On the facts found we are of opinion that the defendant's agent in carrying out his express authority "to find a lessee upon the best terms he could," had power to employ the plaintiff to assist him in procuring a lessee. He was to lease the theatre if he could — to find a lessee — and no limitation was put upon him except to get the best terms he could.
Upon the facts found the grant of this broad and general authority was entirely natural. It reflected the confidence which the defendant had in her father, trustee and business manager. And so long as he acted in good faith and used such means as were reasonable and necessary to carry out her purpose, his power to represent and bind her is as broad as her confidence in his ability to manage the affair without further instructions.
Express authority, unless restricted to the contrary, includes by implication all such powers as are proper and necessary as a means of effectuating the purpose for which the agency was created. Kearns v. Nickse,80 Conn. 23, 66 A. 779; Benjamin v. Benjamin, 15 Conn. 347, *Page 442 356; Thames Steamboat Co. v. Housatonic R. Co.,24 Conn. 40, 51.
The conclusion of the trial court that the plaintiff was the procuring cause of the leasing of the theatre, goes a long way toward finding that his employment to procure a lessee was proper and necessary. So far as appears, Fernandez was not specially qualified to find a lessee for a motion-picture theatre, and he was not employed because he was supposed to possess such special qualification. The plaintiff was, by reason of his employment, brought in contact with the managers of motion-picture theatres, and it may be supposed that desirable lessees would be more likely to be found among that class than elsewhere. There is no finding that the plaintiff's employment was not a proper or necessary means of effectuating the purpose for which the agency was created. On the contrary, the facts found and the conclusion that the plaintiff was the procuring cause of the lease are inconsistent with any other ultimate conclusion than that the employment of the plaintiff was within the authority granted to Fernandez.
It is of no consequence that the plaintiff contracted with Fernandez supposing him to be the owner of the theatre. On discovering the fact that the contract was for the benefit of an undisclosed principal, he had a right to hold the latter. Merrill v. Kenyon, 48 Conn. 314.

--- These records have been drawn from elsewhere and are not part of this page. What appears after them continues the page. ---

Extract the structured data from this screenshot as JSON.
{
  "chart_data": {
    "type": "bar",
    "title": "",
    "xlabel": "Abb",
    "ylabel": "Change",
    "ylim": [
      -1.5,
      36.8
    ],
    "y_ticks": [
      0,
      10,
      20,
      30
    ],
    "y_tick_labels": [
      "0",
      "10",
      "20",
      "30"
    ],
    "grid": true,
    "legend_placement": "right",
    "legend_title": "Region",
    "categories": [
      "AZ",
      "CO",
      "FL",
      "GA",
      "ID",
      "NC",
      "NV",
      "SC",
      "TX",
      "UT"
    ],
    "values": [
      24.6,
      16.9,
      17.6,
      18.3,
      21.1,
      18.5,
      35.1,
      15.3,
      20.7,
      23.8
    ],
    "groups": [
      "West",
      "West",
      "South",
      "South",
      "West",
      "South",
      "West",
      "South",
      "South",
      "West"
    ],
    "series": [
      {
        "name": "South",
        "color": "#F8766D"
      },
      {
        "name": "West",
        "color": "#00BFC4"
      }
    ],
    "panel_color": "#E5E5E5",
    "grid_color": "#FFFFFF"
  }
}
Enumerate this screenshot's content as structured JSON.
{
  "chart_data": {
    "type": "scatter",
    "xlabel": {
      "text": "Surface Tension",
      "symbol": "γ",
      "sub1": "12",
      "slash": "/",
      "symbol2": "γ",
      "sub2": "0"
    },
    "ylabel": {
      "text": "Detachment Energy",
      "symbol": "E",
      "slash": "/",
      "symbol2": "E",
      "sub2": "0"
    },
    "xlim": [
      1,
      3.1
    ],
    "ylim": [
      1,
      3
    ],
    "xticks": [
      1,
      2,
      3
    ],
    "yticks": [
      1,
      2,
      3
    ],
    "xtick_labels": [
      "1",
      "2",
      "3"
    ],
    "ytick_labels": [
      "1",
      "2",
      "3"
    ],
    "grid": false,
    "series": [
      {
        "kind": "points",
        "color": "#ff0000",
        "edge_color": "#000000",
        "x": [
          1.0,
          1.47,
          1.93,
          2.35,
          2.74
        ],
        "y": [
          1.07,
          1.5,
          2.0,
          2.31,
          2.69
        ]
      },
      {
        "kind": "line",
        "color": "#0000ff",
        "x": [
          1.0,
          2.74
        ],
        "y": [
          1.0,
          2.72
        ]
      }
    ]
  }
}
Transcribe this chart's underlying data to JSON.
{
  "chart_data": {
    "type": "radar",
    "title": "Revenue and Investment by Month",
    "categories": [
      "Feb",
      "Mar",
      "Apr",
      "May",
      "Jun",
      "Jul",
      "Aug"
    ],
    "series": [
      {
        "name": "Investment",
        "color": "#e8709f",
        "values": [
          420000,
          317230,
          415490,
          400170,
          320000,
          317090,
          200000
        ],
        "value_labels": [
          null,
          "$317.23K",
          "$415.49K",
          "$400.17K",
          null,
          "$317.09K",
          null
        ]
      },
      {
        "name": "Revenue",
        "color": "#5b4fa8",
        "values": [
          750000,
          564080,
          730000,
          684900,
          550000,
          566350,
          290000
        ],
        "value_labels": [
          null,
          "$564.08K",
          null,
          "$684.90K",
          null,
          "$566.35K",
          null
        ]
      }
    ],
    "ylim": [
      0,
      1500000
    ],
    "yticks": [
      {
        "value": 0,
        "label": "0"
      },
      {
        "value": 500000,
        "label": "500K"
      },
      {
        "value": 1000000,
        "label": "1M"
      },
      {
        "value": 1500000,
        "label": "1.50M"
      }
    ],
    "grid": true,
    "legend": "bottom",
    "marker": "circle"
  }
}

Neither is it material that the defendant did not know of the plaintiff's employment until after the lease was executed. "Principals are always presumed to have knowledge of all the acts done or declarations made by or to their agents, when acting in relation to the subject-matter of the agency, and within the scope of an actual or apparent authority conferred upon them." Smith v. Water Commissioners, 38 Conn. 208,218; Trumbull v. Hewitt, 65 Conn. 60, 74, 31 A. 492, and cases cited. *Page 443
There is error and the cause is remanded with direction to set aside the judgment and enter judgment for $1,000, with interest, for the plaintiff.
In this opinion the other judges concurred.